According to public records, the GOP Senate hopeful is set to receive a homestead tax exemption in Texas for 2022, that will save him around $1,500. Because of the tax break, he may be in violation of both Texas tax rules and some Georgia rules “on establishing residency for the purpose of voting or running for office.”
In Texas, homeowner regulations state that you can only take the exemption on your “principal residence.”
After living in Texas for almost 20 years and voting inconsistently, Walker registered to vote in Georgia in 2021 in preparation for his Senate campaign.
Anthony Michael Kreis, who teaches law at Georgia State University noted that Georgia’s state laws about establishing residence to be eligible to run for office are flexible. Also, he said that Walker’s biggest issue could be that his public image will take more hits after several accusations surfaced that the former Heisman Trophy winner paid for abortions while campaigning on a Pro-Life platform.
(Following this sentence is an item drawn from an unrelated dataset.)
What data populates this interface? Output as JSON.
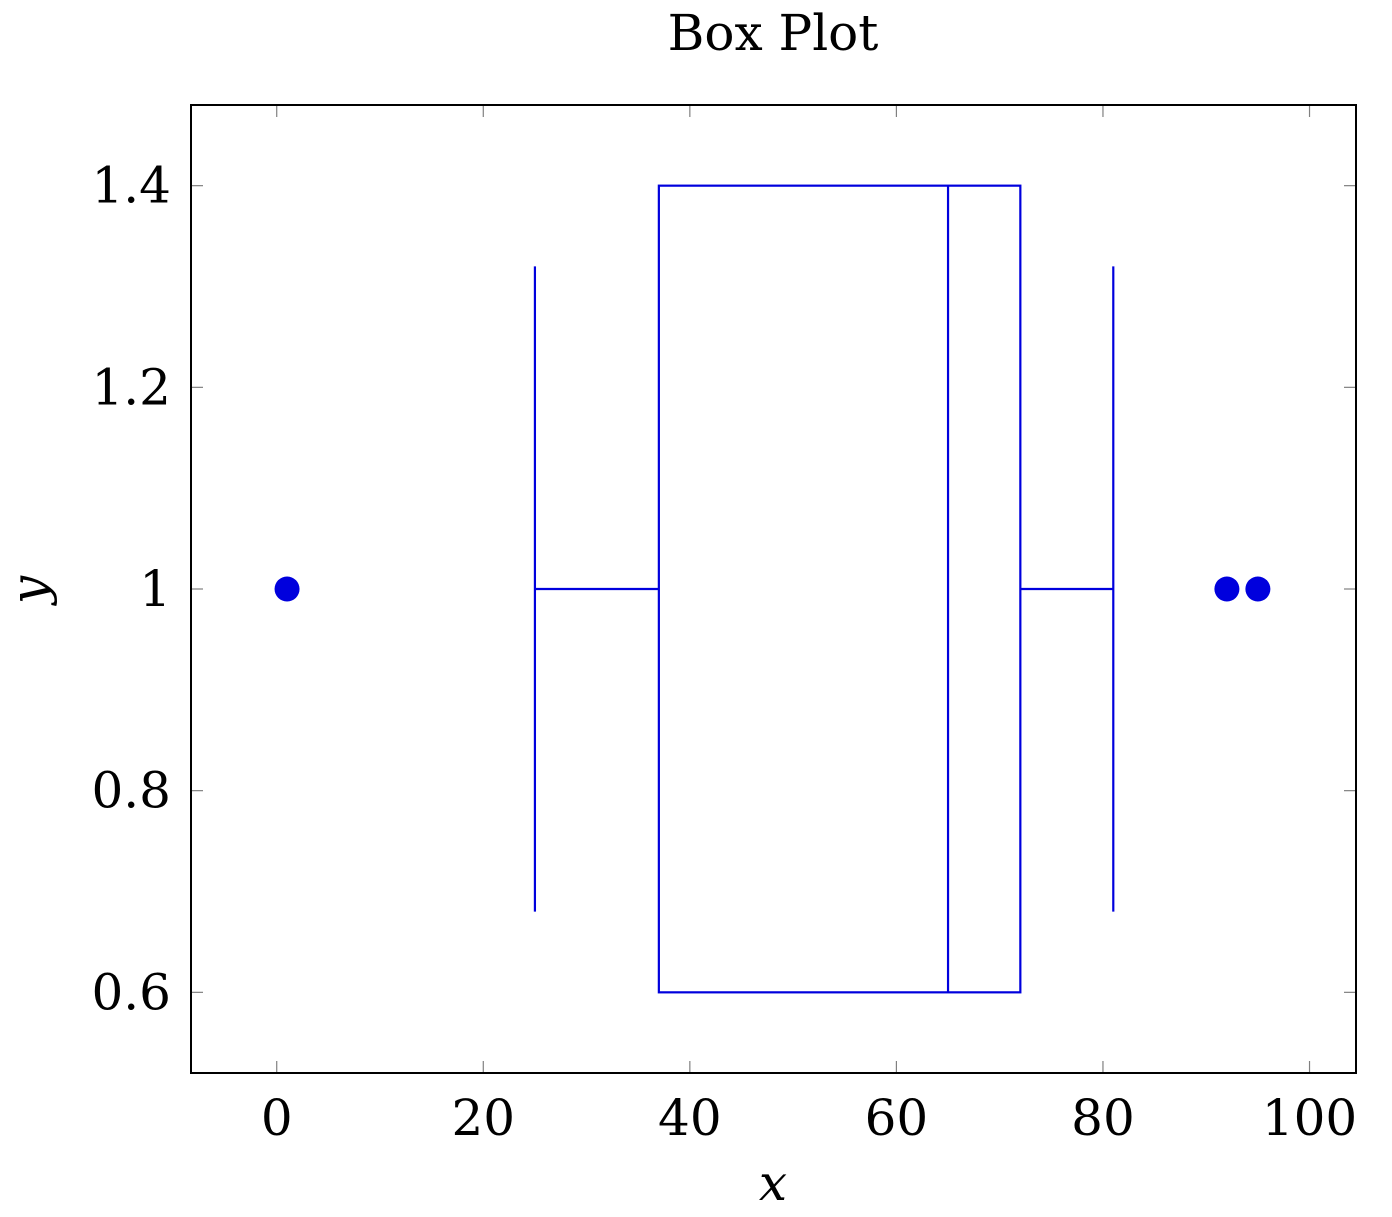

"At the end of the day, this is more of a political problem than a legal one in all likelihood, … where Walker can be painted as a carpetbagger. It does call into question whether Walker’s change of residency was made in good faith,” Kreis said.
Walker is set to face Democratic incumbent Sen. Raphael Warnock in a runoff election in December because neither candidate earned more than 50% of the vote in November’s midterm election.